Is there any solid research showing this connection? It's not obvious that trauma has had a bigger impact over this period than e.g. sedentary lifestyles...
"91% percent of participants who did not perceive themselves to have had a warm relationship with their mothers (assessed during college) had diagnosed diseases in midlife (including coronary artery disease, hypertension, duodenal ulcer, and alcoholism), as compared to 45% of participants who perceived themselves to have had a warm relationship with their mothers. A similar association between perceived warmth and closeness and future illness was obtained for fathers.
82% of the participants who reported tolerant or strained relationships with their fathers had significant health issues in midlife, compared to 50% of those who had warm or close relationships with their fathers.

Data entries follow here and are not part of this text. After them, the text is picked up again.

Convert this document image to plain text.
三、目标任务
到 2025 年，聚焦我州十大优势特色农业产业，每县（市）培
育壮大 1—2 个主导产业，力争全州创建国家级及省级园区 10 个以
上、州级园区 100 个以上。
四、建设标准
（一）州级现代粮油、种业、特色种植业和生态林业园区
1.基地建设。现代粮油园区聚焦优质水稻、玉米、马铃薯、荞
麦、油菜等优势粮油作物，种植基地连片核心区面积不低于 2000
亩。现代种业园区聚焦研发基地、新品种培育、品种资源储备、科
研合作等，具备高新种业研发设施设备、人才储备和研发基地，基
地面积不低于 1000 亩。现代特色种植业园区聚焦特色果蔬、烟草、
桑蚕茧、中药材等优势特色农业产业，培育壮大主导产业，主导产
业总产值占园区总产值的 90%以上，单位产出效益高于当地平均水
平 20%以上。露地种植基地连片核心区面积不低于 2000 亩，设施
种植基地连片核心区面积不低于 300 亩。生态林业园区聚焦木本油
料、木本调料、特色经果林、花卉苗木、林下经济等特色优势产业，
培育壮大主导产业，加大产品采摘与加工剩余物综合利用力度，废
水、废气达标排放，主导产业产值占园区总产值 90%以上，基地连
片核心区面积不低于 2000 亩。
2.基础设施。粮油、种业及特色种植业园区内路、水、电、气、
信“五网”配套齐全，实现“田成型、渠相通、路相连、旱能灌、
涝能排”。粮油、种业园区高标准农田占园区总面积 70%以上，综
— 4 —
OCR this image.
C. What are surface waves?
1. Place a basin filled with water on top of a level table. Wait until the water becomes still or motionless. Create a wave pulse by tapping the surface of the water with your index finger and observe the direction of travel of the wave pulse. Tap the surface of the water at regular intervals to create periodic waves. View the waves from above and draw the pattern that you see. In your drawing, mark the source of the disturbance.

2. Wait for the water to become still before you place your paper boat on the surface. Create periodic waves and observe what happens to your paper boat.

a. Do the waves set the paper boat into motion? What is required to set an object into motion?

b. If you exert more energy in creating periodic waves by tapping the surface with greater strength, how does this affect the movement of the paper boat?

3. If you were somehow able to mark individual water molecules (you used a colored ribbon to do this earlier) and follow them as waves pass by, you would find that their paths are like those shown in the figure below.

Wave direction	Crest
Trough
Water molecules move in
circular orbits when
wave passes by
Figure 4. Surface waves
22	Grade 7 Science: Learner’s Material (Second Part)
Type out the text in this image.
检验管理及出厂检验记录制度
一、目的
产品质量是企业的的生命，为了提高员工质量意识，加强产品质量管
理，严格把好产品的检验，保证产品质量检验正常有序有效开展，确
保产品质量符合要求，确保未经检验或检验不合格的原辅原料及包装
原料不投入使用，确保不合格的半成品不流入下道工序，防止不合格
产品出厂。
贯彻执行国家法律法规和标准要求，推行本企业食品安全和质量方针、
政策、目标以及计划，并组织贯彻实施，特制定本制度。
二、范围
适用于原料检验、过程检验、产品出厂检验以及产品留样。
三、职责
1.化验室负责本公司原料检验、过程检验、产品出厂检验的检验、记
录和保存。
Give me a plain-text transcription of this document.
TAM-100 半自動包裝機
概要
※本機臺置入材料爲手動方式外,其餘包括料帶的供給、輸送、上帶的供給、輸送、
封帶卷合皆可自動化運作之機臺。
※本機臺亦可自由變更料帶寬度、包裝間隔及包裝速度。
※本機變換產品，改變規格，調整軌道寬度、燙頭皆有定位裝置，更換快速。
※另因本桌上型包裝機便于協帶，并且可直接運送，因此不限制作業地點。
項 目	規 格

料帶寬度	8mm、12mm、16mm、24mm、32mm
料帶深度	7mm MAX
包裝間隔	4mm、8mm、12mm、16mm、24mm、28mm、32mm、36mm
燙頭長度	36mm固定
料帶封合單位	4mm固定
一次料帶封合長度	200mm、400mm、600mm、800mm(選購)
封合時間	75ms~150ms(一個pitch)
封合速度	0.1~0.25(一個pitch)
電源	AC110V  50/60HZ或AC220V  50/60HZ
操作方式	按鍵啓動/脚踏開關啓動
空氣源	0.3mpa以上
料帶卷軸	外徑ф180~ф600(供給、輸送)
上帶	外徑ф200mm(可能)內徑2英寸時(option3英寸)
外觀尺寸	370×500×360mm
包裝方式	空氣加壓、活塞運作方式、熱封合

If participants had strained relationships with both parents, the results were startling: 100 percent had significant health issues, versus 47 percent of those who described their relationships with their parents as being warm and close.
Another study, conducted at John Hopins University, followed 1,100 male medical students for fifty years and found that cancer rates correlated closely with the degree of distance a participant felt toward a parent.